Secondo Gallant, licenziato dal premier a inizio mese dopo le divergenze a livello militare, «il tentativo di impedire a Israele di raggiungere i suoi obiettivi nella sua giusta guerra fallirà». Anche il portavoce del Consiglio della Sicurezza degli Stati Uniti ha respinto le accuse: «Restiamo profondamente preoccupati dalla fretta del procuratore di cercare mandati di arresto e dagli inquietanti errori di processo che hanno portato a questa decisione». Secondo Washington la Corte non ha giurisdizione sulla guerra tra Israele e Hamas e ha fatto intendere che faranno leva su questo punto nei «prossimi passi» da fare insieme agli alleati israeliani.

Anche i leader dell'opposizione israeliana hanno criticato i mandati di arresto.
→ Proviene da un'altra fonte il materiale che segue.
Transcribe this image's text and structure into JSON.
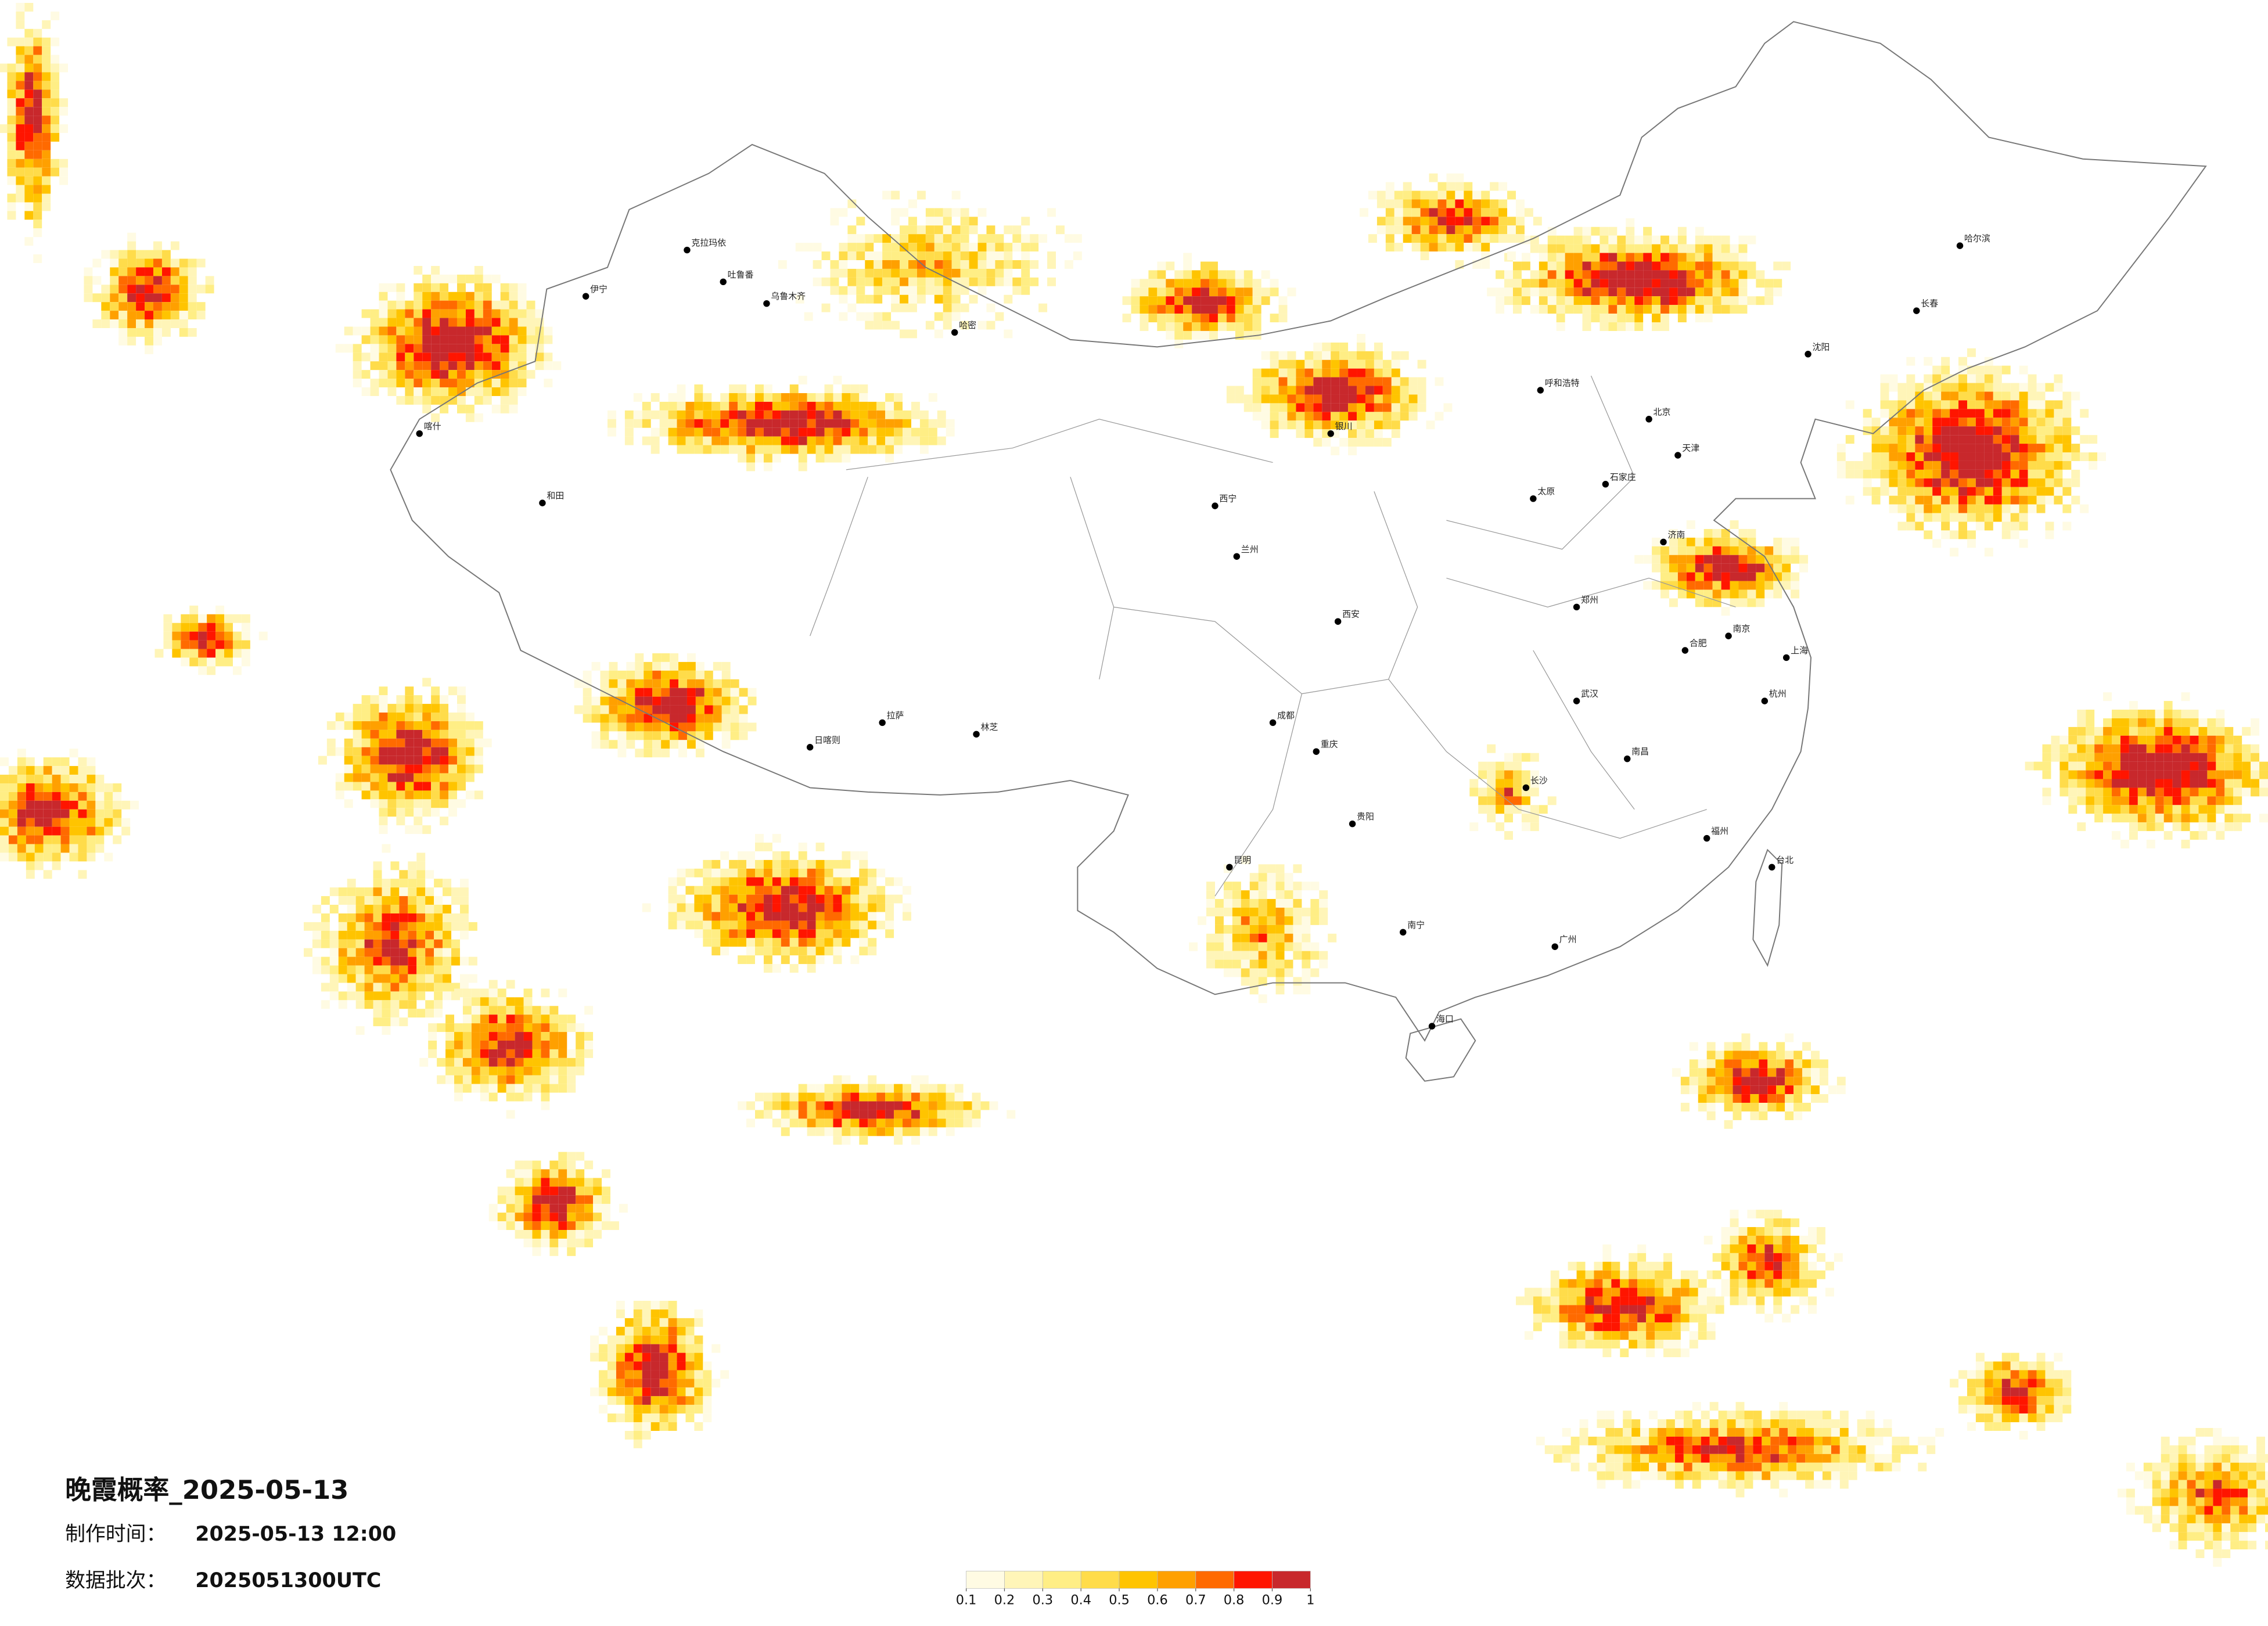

Benny Gantz ha detto che questa decisione dimostra «cecità morale» ed è una «macchia vergognosa di proporzioni storiche che non sarà mai dimenticata». L’ex premier Yair Lapid ha definito i mandati di arresto come un «premio per il terrorismo».
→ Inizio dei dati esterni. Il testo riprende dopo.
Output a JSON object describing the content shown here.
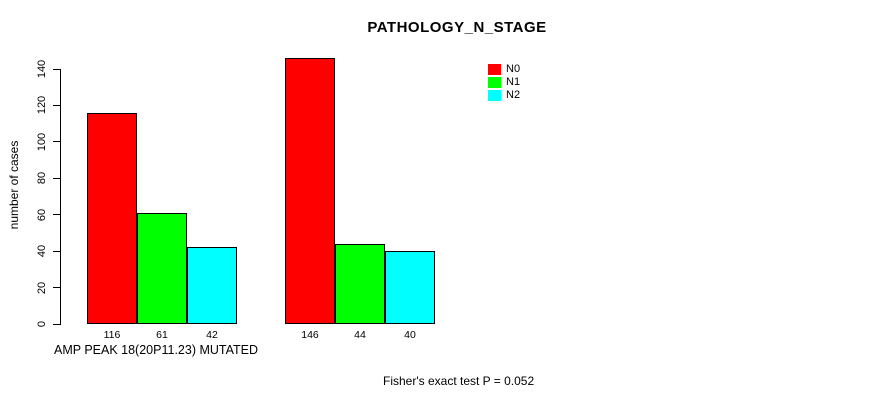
{
  "chart_data": {
    "type": "bar",
    "title": "PATHOLOGY_N_STAGE",
    "ylabel": "number of cases",
    "xlabel": "AMP PEAK 18(20P11.23) MUTATED",
    "annotation": "Fisher's exact test P = 0.052",
    "ylim": [
      0,
      140
    ],
    "yticks": [
      0,
      20,
      40,
      60,
      80,
      100,
      120,
      140
    ],
    "series": [
      "N0",
      "N1",
      "N2"
    ],
    "colors": [
      "#ff0000",
      "#00ff00",
      "#00ffff"
    ],
    "groups": [
      {
        "values": [
          116,
          61,
          42
        ]
      },
      {
        "values": [
          146,
          44,
          40
        ]
      }
    ],
    "legend": [
      {
        "label": "N0",
        "color": "#ff0000"
      },
      {
        "label": "N1",
        "color": "#00ff00"
      },
      {
        "label": "N2",
        "color": "#00ffff"
      }
    ],
    "legend_position": "top-right",
    "grid": false
  }
}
Il Centro di informazione israeliano per i diritti umani B'tselem ha detto che i crimini commessi sono frutto dell’apartheid israeliana e che la vicenda legale «è uno dei punti più bassi nella storia israeliana». Al momento diversi stati tra cui Olanda e Spagna si sono detti favorevoli ad arrestare Netanyahu e Gallant nel momento in cui mettano piede sul loro stato. Il requisito per l’arresto, infatti, è che questo venga eseguito in uno dei 124 stati aderenti allo statuto della Corte penale internazionale.
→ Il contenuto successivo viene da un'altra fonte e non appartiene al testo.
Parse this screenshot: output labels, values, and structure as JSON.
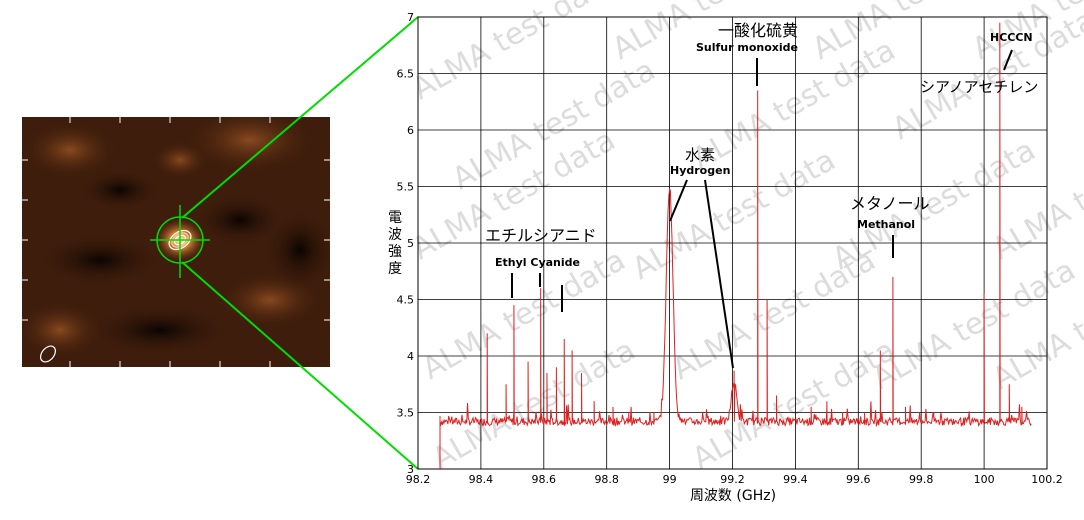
{
  "watermark": "ALMA test data",
  "colors": {
    "spectrum": "#e02020",
    "zoom_lines": "#00dd00",
    "contour": "#ffffff",
    "grid": "#000000"
  },
  "image_panel": {
    "crosshair_color": "#00dd00"
  },
  "chart_data": {
    "type": "line",
    "title": "",
    "xlabel": "周波数 (GHz)",
    "ylabel": "電波強度",
    "xlim": [
      98.2,
      100.2
    ],
    "ylim": [
      3,
      7
    ],
    "x_ticks": [
      "98.2",
      "98.4",
      "98.6",
      "98.8",
      "99",
      "99.2",
      "99.4",
      "99.6",
      "99.8",
      "100",
      "100.2"
    ],
    "y_ticks": [
      "3",
      "3.5",
      "4",
      "4.5",
      "5",
      "5.5",
      "6",
      "6.5",
      "7"
    ],
    "grid": true,
    "baseline": 3.42,
    "spectrum_range": [
      98.27,
      100.15
    ],
    "lines": [
      {
        "x": 98.42,
        "y": 4.2
      },
      {
        "x": 98.48,
        "y": 3.75
      },
      {
        "x": 98.505,
        "y": 4.45
      },
      {
        "x": 98.55,
        "y": 3.95
      },
      {
        "x": 98.59,
        "y": 4.6
      },
      {
        "x": 98.61,
        "y": 3.85
      },
      {
        "x": 98.64,
        "y": 3.9
      },
      {
        "x": 98.665,
        "y": 4.15
      },
      {
        "x": 98.69,
        "y": 4.05
      },
      {
        "x": 98.72,
        "y": 3.85
      },
      {
        "x": 98.76,
        "y": 3.6
      },
      {
        "x": 98.82,
        "y": 3.55
      },
      {
        "x": 98.87,
        "y": 3.5
      },
      {
        "x": 98.95,
        "y": 3.5
      },
      {
        "x": 99.205,
        "y": 3.87
      },
      {
        "x": 99.28,
        "y": 6.35
      },
      {
        "x": 99.31,
        "y": 4.5
      },
      {
        "x": 99.34,
        "y": 3.65
      },
      {
        "x": 99.45,
        "y": 3.55
      },
      {
        "x": 99.5,
        "y": 3.6
      },
      {
        "x": 99.55,
        "y": 3.5
      },
      {
        "x": 99.62,
        "y": 3.5
      },
      {
        "x": 99.67,
        "y": 4.05
      },
      {
        "x": 99.71,
        "y": 4.7
      },
      {
        "x": 99.75,
        "y": 3.55
      },
      {
        "x": 99.84,
        "y": 3.5
      },
      {
        "x": 100.0,
        "y": 4.55
      },
      {
        "x": 100.05,
        "y": 6.95
      },
      {
        "x": 100.08,
        "y": 3.75
      },
      {
        "x": 100.12,
        "y": 3.55
      }
    ],
    "broad_features": [
      {
        "x": 99.0,
        "y": 5.5,
        "width": 0.015
      }
    ],
    "annotations": [
      {
        "jp": "エチルシアニド",
        "en": "Ethyl Cyanide",
        "x": 98.58,
        "y": 5.0
      },
      {
        "jp": "水素",
        "en": "Hydrogen",
        "x": 99.1,
        "y": 5.7
      },
      {
        "jp": "一酸化硫黄",
        "en": "Sulfur monoxide",
        "x": 99.28,
        "y": 6.8
      },
      {
        "jp": "メタノール",
        "en": "Methanol",
        "x": 99.71,
        "y": 5.25
      },
      {
        "jp": "シアノアセチレン",
        "en": "HCCCN",
        "x": 100.05,
        "y": 6.5
      }
    ]
  }
}
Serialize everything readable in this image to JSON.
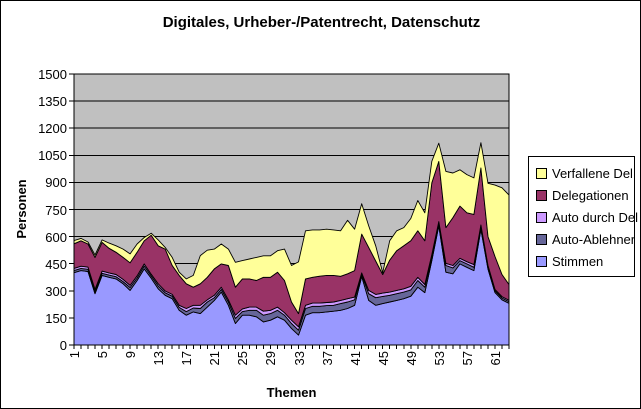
{
  "chart_data": {
    "type": "area",
    "stacked": true,
    "title": "Digitales, Urheber-/Patentrecht, Datenschutz",
    "xlabel": "Themen",
    "ylabel": "Personen",
    "ylim": [
      0,
      1500
    ],
    "yticks": [
      0,
      150,
      300,
      450,
      600,
      750,
      900,
      1050,
      1200,
      1350,
      1500
    ],
    "xtick_labels": [
      1,
      5,
      9,
      13,
      17,
      21,
      25,
      29,
      33,
      37,
      41,
      45,
      49,
      53,
      57,
      61
    ],
    "x": [
      1,
      2,
      3,
      4,
      5,
      6,
      7,
      8,
      9,
      10,
      11,
      12,
      13,
      14,
      15,
      16,
      17,
      18,
      19,
      20,
      21,
      22,
      23,
      24,
      25,
      26,
      27,
      28,
      29,
      30,
      31,
      32,
      33,
      34,
      35,
      36,
      37,
      38,
      39,
      40,
      41,
      42,
      43,
      44,
      45,
      46,
      47,
      48,
      49,
      50,
      51,
      52,
      53,
      54,
      55,
      56,
      57,
      58,
      59,
      60,
      61,
      62,
      63
    ],
    "grid": true,
    "plot_bg": "#C0C0C0",
    "legend_position": "right",
    "series": [
      {
        "name": "Stimmen",
        "color": "#9999FF",
        "values": [
          400,
          412,
          407,
          284,
          385,
          375,
          366,
          339,
          302,
          357,
          421,
          370,
          311,
          275,
          256,
          192,
          165,
          183,
          174,
          210,
          247,
          293,
          220,
          119,
          165,
          165,
          156,
          128,
          137,
          156,
          137,
          92,
          55,
          165,
          179,
          179,
          183,
          187,
          192,
          202,
          220,
          379,
          247,
          220,
          229,
          238,
          247,
          256,
          270,
          320,
          290,
          467,
          659,
          403,
          394,
          449,
          430,
          412,
          640,
          420,
          290,
          250,
          230
        ]
      },
      {
        "name": "Auto-Ablehner",
        "color": "#666699",
        "values": [
          12,
          12,
          12,
          12,
          12,
          12,
          12,
          12,
          16,
          14,
          16,
          12,
          16,
          14,
          14,
          16,
          20,
          22,
          28,
          28,
          15,
          15,
          18,
          28,
          20,
          27,
          36,
          37,
          37,
          36,
          28,
          27,
          27,
          37,
          35,
          35,
          35,
          33,
          37,
          36,
          30,
          11,
          37,
          42,
          40,
          37,
          37,
          37,
          35,
          37,
          30,
          18,
          13,
          37,
          33,
          18,
          19,
          18,
          15,
          12,
          10,
          10,
          10
        ]
      },
      {
        "name": "Auto durch Del",
        "color": "#CC99FF",
        "values": [
          12,
          12,
          12,
          12,
          12,
          12,
          12,
          12,
          12,
          12,
          12,
          10,
          12,
          10,
          10,
          12,
          17,
          15,
          18,
          12,
          13,
          12,
          12,
          18,
          15,
          18,
          18,
          22,
          18,
          18,
          14,
          18,
          19,
          18,
          18,
          18,
          17,
          18,
          18,
          18,
          15,
          9,
          18,
          18,
          18,
          18,
          18,
          18,
          20,
          18,
          15,
          15,
          11,
          12,
          13,
          13,
          12,
          15,
          10,
          8,
          8,
          8,
          8
        ]
      },
      {
        "name": "Delegationen",
        "color": "#993366",
        "values": [
          136,
          141,
          128,
          177,
          159,
          136,
          123,
          122,
          125,
          130,
          128,
          216,
          210,
          232,
          160,
          165,
          137,
          100,
          119,
          125,
          146,
          129,
          190,
          155,
          166,
          156,
          147,
          188,
          183,
          193,
          178,
          101,
          73,
          146,
          143,
          149,
          150,
          147,
          133,
          138,
          147,
          215,
          238,
          185,
          103,
          177,
          220,
          238,
          252,
          257,
          242,
          397,
          333,
          198,
          265,
          289,
          271,
          278,
          315,
          160,
          182,
          122,
          87
        ]
      },
      {
        "name": "Verfallene Del",
        "color": "#FFFF99",
        "values": [
          18,
          13,
          11,
          13,
          14,
          29,
          36,
          46,
          49,
          46,
          18,
          11,
          33,
          9,
          45,
          18,
          27,
          65,
          156,
          150,
          110,
          110,
          91,
          138,
          101,
          110,
          128,
          119,
          119,
          119,
          174,
          202,
          286,
          266,
          262,
          256,
          256,
          252,
          252,
          296,
          229,
          168,
          119,
          84,
          10,
          107,
          110,
          101,
          123,
          168,
          155,
          119,
          101,
          311,
          247,
          201,
          211,
          202,
          140,
          295,
          395,
          480,
          495
        ]
      }
    ]
  }
}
Tra questi c’è anche l’Italia, ma la premier Giorgia Meloni non si è ancora espressa. Lo ha fatto invece il ministro degli Esteri Antonio Tajani: «Noi sosteniamo la Cpi ricordando sempre che la Corte deve svolgere un ruolo giuridico e non un ruolo politico. Valuteremo insieme ai nostri alleati cosa fare e come interpretare questa decisione e come comportarci insieme su questa vicenda». Secondo fonti della Lega si tratta di una «richiesta assurda, una sentenza politica filo-islamica, che allontana una pace necessaria». Nonostante le divisioni il procuratore capo della Cpi ha fatto appello a tutti gli stati «affinché rispettino il loro impegno nei confronti dello Statuto di Roma ottemperando ai mandati di arresto».